Salesforce Ventures’ Investor Emily Zhao on why enterprises may be slow to adopt AI tools…

“A majority of industries are still at the AI proof of concept stage. I think one of the big reasons for the slow adoption curve is challenges related to hallucinations, data privacy, and organizational alignment. We need to resolve those concerns and fine-tuning is one way to do that. Salesforce Ventures is interested in companies building products to help customers fine-tune whatever models they want to leverage for specific values they care about so the outputs are more aligned with what they want. These companies should prioritize user trust and data privacy.”

Hugging Face Head of Sales Bassem Asseh on AI innovations he expects in the near future…

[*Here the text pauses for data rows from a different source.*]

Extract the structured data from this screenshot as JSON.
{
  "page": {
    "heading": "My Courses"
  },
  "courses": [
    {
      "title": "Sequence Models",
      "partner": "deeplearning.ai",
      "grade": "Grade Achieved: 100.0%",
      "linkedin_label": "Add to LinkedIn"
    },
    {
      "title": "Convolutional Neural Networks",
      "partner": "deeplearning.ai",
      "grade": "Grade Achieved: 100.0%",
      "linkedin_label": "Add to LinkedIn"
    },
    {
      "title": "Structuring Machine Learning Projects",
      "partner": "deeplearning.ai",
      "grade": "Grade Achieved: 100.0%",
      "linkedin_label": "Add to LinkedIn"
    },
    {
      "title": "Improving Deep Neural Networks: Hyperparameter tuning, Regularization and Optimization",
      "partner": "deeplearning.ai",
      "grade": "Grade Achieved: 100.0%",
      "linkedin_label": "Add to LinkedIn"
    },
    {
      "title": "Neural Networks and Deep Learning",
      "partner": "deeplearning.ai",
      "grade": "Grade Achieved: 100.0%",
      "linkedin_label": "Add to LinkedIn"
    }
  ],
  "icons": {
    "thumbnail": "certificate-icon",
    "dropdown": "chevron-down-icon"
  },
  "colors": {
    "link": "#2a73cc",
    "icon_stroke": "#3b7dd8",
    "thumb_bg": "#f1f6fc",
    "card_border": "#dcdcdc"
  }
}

“We’re starting to see use cases around image, audio, and video. What’s coming in the next few months is what the industry calls a multi-modal model. This means a model that is able to take into account language, image, audio, and video and generate an output.” 

Hugging Face Head of Sales Bassem Asseh on balancing model cost and model quality…

“Thanks to open source AI, enterprises have access to models that can be efficient when it comes to fine tuning models with the customer’s processes and datasets. Fine tuning a huge model takes too much time and money. So enterprises are turning to smaller models that are able to focus on specific tasks in specific contexts. For example, if you’re building a feature that summarizes text, you get a model that is built for summarization and fine tune it on your data so it’ll be even better in generating content related to your context and also more cost effective.”​

Corporate partner and IAB feedback

Corporate partners and IAB members who attended our innovation forum raised interesting questions and provided valuable feedback to our founders. We’ve collected a sampling of their most salient insights here:

  • On the challenges of enterprise AI software buying: “The biggest obstacle is determining the right AI solution to solve for a given task. The past year has been characterized by experimenting, exploring, and trying to evaluate where in the organization we can deploy the right solution for the right task. At enterprise scale it can be hard to keep up with the rate of innovation in the market. We have to be very selective about what we’re evaluating and how many resources we’re putting behind exploring whether it’s the right fit for our organization. There’s a lot that goes into deep diving what the solutions are and if there’s actual feasibility behind exploring them further.”
  • On business processes that can benefit from AI and ML technologies: “Digesting regulatory filings and large sets of data, transferring knowledge amongst workers, performing customer research by scanning social media, and writing more efficient code.”
  • On measuring the ROI of AI-driven data analytics initiatives: “We measure by assessing how current systems behave prior to and after AI implementation coupled with data and analytics. KPIs are critical for determining ROI and have to be defined prior to establishing a strong AI presence.”
  • On ensuring data privacy and eliminating bias when utilizing AI solutions: “We’re focused on data privacy using traditional data privacy systems as well as ethics and bias tools that we then integrate with AI-based solutions. We ensure accuracy and fairness via constant monitoring and measurement through traditional systems and parameters in preset models.”
  • On leveraging AI while still maintaining a human touch: “The balance is a delicate one. We aim to make sure each focus area has human involvement.” 

This Innovation Forum was part of an ongoing series that aims to connect Salesforce Ventures’ corporate partners and thought leaders with members of our portfolio. We’re energized by the current rate of innovation in the market, and look forward to nurturing this innovation through an ongoing series of conversations with members of the Salesforce ecosystem.